Méthode complète de détermination de l'assiette : évaluation des titres cotés et non cotés, calcul de la plus-value latente, prélèvements sociaux à 18,6 % depuis la LFSS 2026, abattements pour durée de détention et exemples chiffrés.
Le calcul de l'exit tax se déroule en quatre temps : identification des titres concernés, évaluation à la valeur vénale au jour du transfert, détermination de la plus-value latente, et application du régime fiscal des plus-values en vigueur à la date du transfert. L'article 167 bis du CGI ne crée pas un impôt autonome au taux unique : il renvoie aux règles applicables à la catégorie de gains concernée.
Pour les titres cotés, la valeur vénale au jour du transfert correspond au cours moyen du marché à cette date, attesté par un relevé du teneur de compte ou de l'intermédiaire financier. La méthode est rarement contestée par l'administration.
La valorisation des titres non cotés repose sur une combinaison de méthodes (actualisation des flux de trésorerie, multiples de transactions comparables, valeur intrinsèque, valeur patrimoniale). L'administration retient la moyenne pondérée des méthodes pertinentes au cas par cas. Le contribuable a tout intérêt à faire produire un rapport d'évaluation indépendant avant le départ : ce rapport, opposable, place le débat sur le terrain technique en cas de contrôle ultérieur.
La plus-value latente correspond à la différence entre la valeur vénale du titre au jour du transfert et son prix d'acquisition. Le prix d'acquisition s'entend du prix effectivement payé, augmenté des frais d'acquisition et, le cas échéant, des sommes versées au titre d'augmentations de capital ou d'apports en compte courant ultérieurement incorporés au capital.
Pour les titres acquis à titre gratuit (succession, donation), le prix d'acquisition est remplacé par la valeur retenue pour la liquidation des droits de mutation à titre gratuit.

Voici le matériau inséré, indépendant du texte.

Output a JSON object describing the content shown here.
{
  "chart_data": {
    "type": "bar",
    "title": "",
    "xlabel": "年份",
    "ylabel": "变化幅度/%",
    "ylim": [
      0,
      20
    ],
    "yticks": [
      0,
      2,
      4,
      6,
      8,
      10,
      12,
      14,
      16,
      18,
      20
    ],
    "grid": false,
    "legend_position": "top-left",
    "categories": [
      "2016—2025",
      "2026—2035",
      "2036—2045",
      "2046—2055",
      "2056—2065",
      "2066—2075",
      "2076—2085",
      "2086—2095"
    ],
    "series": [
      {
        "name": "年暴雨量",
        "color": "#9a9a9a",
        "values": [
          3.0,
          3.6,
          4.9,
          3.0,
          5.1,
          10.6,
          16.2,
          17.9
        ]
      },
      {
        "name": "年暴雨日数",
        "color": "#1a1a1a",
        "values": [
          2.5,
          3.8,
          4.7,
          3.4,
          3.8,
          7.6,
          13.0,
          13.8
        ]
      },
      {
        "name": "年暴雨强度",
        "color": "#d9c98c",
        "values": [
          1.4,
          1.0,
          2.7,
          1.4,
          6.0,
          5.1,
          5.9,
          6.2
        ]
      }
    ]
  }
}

En présence d'une transmission Dutreil bénéficiant de l'abattement de 75 %, c'est la valeur intégrale avant abattement qui est retenue, et non la base réduite — précision essentielle.
Pour les titres acquis par exercice d'options ou de BSPCE, le prix d'acquisition correspond à la valeur des titres au jour de l'exercice (stock-options, AGA) ou au prix de souscription effectivement acquitté (BSPCE).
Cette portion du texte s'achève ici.